En Pologne, les mères ukrainiennes réfugiées sous pression
Massivement accueillies chez les particuliers avec leurs enfants, les femmes ukrainiennes sont appelées à devenir autonomes financièrement. À partir de juillet, le gouvernement ne prendra plus en charge les frais d’hébergement et de nourriture de leurs hôtes.
dans l’hebdo N° 1709 Acheter ce numéro
I maginez comment, du jour au lendemain, elles ont dû tout abandonner », lance Sofiia. Fini la routine, le sac à dos des enfants préparé le soir pour partir à l’école le matin suivant. Au Badaboom, elle regarde ces dizaines de mamans ukrainiennes qui l’entourent. Toutes sont venues, comme elles, en ce début juin, dans ce centre de loisirs privé où l’on peut aussi boire un café. Un joyeux bazar : attablés, certains enfants font du dessin tandis que d’autres se déchaussent pour se défouler dans une belle salle de jeux. À l’intérieur, les mères peuvent se servir en vêtements, en pâtes, en conserves ou en produits d’hygiène mis à disposition sur place. Les cours de polonais ou d’anglais, pour tous les âges, y sont gratuits. À l’extérieur, sous le soleil et sur le gazon, une ONG étrangère organise une animation pour les petits. Une autre distribue des pizzas. Depuis le début de la guerre en Ukraine, cet endroit hybride, à la fois café et salle de jeux, est tout tourné vers les Ukrainiennes et leurs enfants. « On s’occupe de 400 familles », lance Bogumil, le responsable du lieu. Ici, à Rzeszow, capitale régionale polonaise située à 100 kilomètres de la frontière ukrainienne, les services de la ville estiment qu’il y avait, fin mai, près de 20 000 réfugiés, s’ajoutant à une population d’environ 200 000 habitants.

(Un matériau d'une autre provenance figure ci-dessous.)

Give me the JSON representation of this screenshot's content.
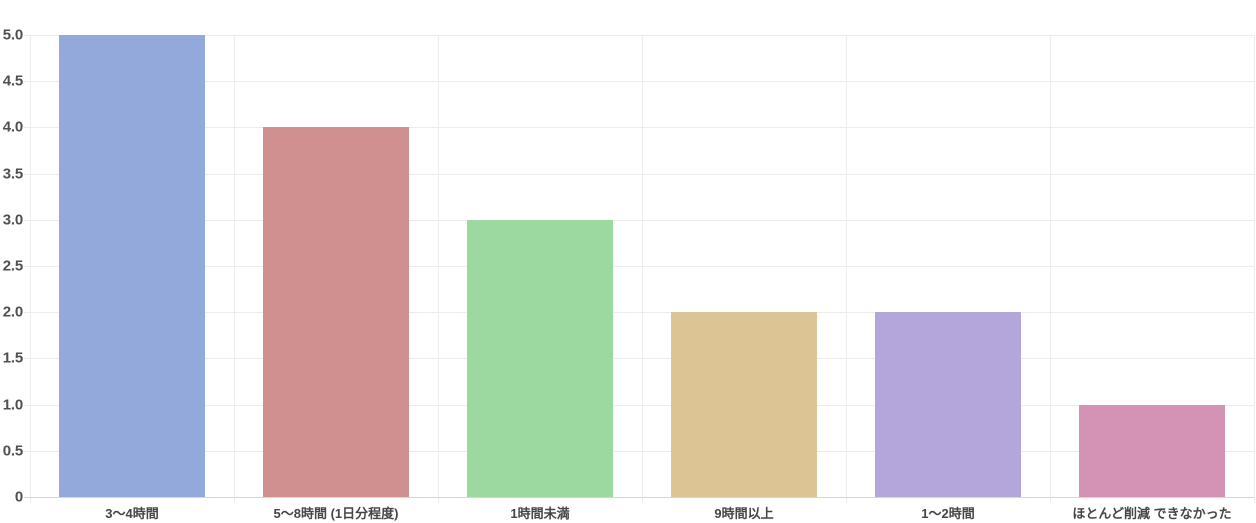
{
  "chart_data": {
    "type": "bar",
    "title": "",
    "xlabel": "",
    "ylabel": "",
    "categories": [
      "3〜4時間",
      "5〜8時間 (1日分程度)",
      "1時間未満",
      "9時間以上",
      "1〜2時間",
      "ほとんど削減 できなかった"
    ],
    "values": [
      5,
      4,
      3,
      2,
      2,
      1
    ],
    "bar_colors": [
      "#94a9db",
      "#d0908f",
      "#9cd9a0",
      "#dcc494",
      "#b4a5da",
      "#d493b5"
    ],
    "ylim": [
      0,
      5
    ],
    "ytick_step": 0.5,
    "ytick_labels": [
      "0",
      "0.5",
      "1.0",
      "1.5",
      "2.0",
      "2.5",
      "3.0",
      "3.5",
      "4.0",
      "4.5",
      "5.0"
    ],
    "grid": true,
    "legend": false,
    "legend_position": "none"
  },
  "style": {
    "background": "#ffffff",
    "gridline_color": "#ececec",
    "baseline_color": "#d6d6d6",
    "tick_color": "#e3e3e3",
    "ytick_label_color": "#4f4f4f",
    "xtick_label_color": "#454545"
  }
}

Sofiia est arrivée en Pologne dès les premiers jours du conflit, avec ses fils de 7 et 9 ans. Vivant juste derrière la frontière, à Volodymyr-Volynskyï, elle s’est installée ici en mars, dans l’annexe d’une maison où loge un vieux couple de personnes âgées. Elle exclut, pour le moment, de retourner chez elle. « Je reste ici pour mes enfants », dit-elle. Même à l’ouest du pays, dans la zone frontalière de la Pologne, la situation demeure imprévisible. Des missiles continuent de tomber occasionnellement autour de Lviv, à seulement deux heures trente de là. D’autres mères – comme Svietlana, originaire de Poltava (à 140 kilomètres de Kharkiv), installée ici avec sa sœur et leurs enfants – imitent Sofiia dans leur choix : épargner à leurs enfants ne serait-ce que le son des sirènes. « Ils ont pris leurs habitudes », reconnaît cette femme de 33 ans. Tandis que la guerre s’enlise en Ukraine, leur séjour en Pologne s’éternise.
La rentrée prochaine pourrait poser d’énormes défis d’organisation au système éducatif polonais.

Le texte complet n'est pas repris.